Solana Founder Tips 50% Odds of Quantum Computing Breakout By 2030

Solana Founder Tips 50% Odds of Quantum Computing Breakout By 2030

Solana co-founder Anatoly Yakovenko has urged the Bitcoin community to accelerate its efforts to guard against quantum attacks, arguing that a major breakthrough in quantum computing could come much sooner than expected.

“I feel 50/50 within 5 years, there is a quantum breakthrough,” Yakovenko said at the All-In Summit 2025, which was published to YouTube on Friday. “We should migrate Bitcoin to a quantum-resistant signature scheme,” he added.

Yakovenko based his prediction on the fact that with so many technologies converging, and how fast AI is accelerating from a research paper to an implementation. “It is astounding,” he said. “I would try to encourage folks to speed things up,” he added.

Cybersecurity experts say the threat may emerge quicker

It is commonly forecasted that quantum computers will eventually be able to crack present-day encryption, making security a concern for users in the blockchain industry.
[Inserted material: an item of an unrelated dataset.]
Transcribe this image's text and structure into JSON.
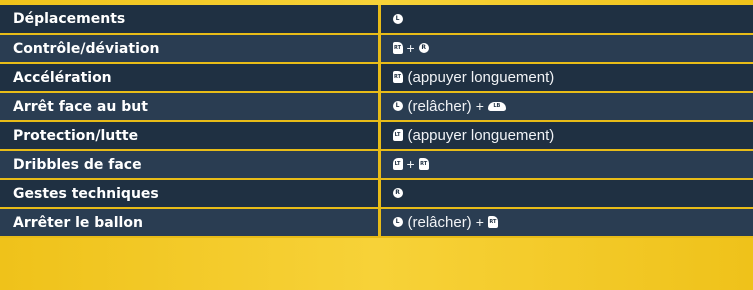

Though many Bitcoin (BTC) advocates still think the threat is a long way off.

Solana, Quantum Computing
Solana founder Anatoly Yakovenko spoke at the All-in Summit. Source: All-In Podcast

Bitcoin wallets are secured by ECDSA to generate a pair of private-public keys. 

Its security relies on the hard-to-solve elliptic curve discrete logarithm problem (ECDLP), which is impossible to resolve with classical computers, but may not be for quantum computers.

David Carvalho, founder and chief scientist of Naoris Protocol, recently said in June that quantum computers have become so advanced that they could “plausibly rip” through Bitcoin’s cryptography within even less than five years’ time.

However, upgrading a blockchain from legacy cryptography to post-quantum security would be challenging because it would require a hard fork, something many crypto communities are against.

Bitcoiners aren’t as concerned about the threat

Other Bitcoiners don’t see the threat as imminent. 

Blockstream CEO Adam Back said that current quantum computers do not pose a credible threat to Bitcoin’s cryptography but will likely threaten it in the future.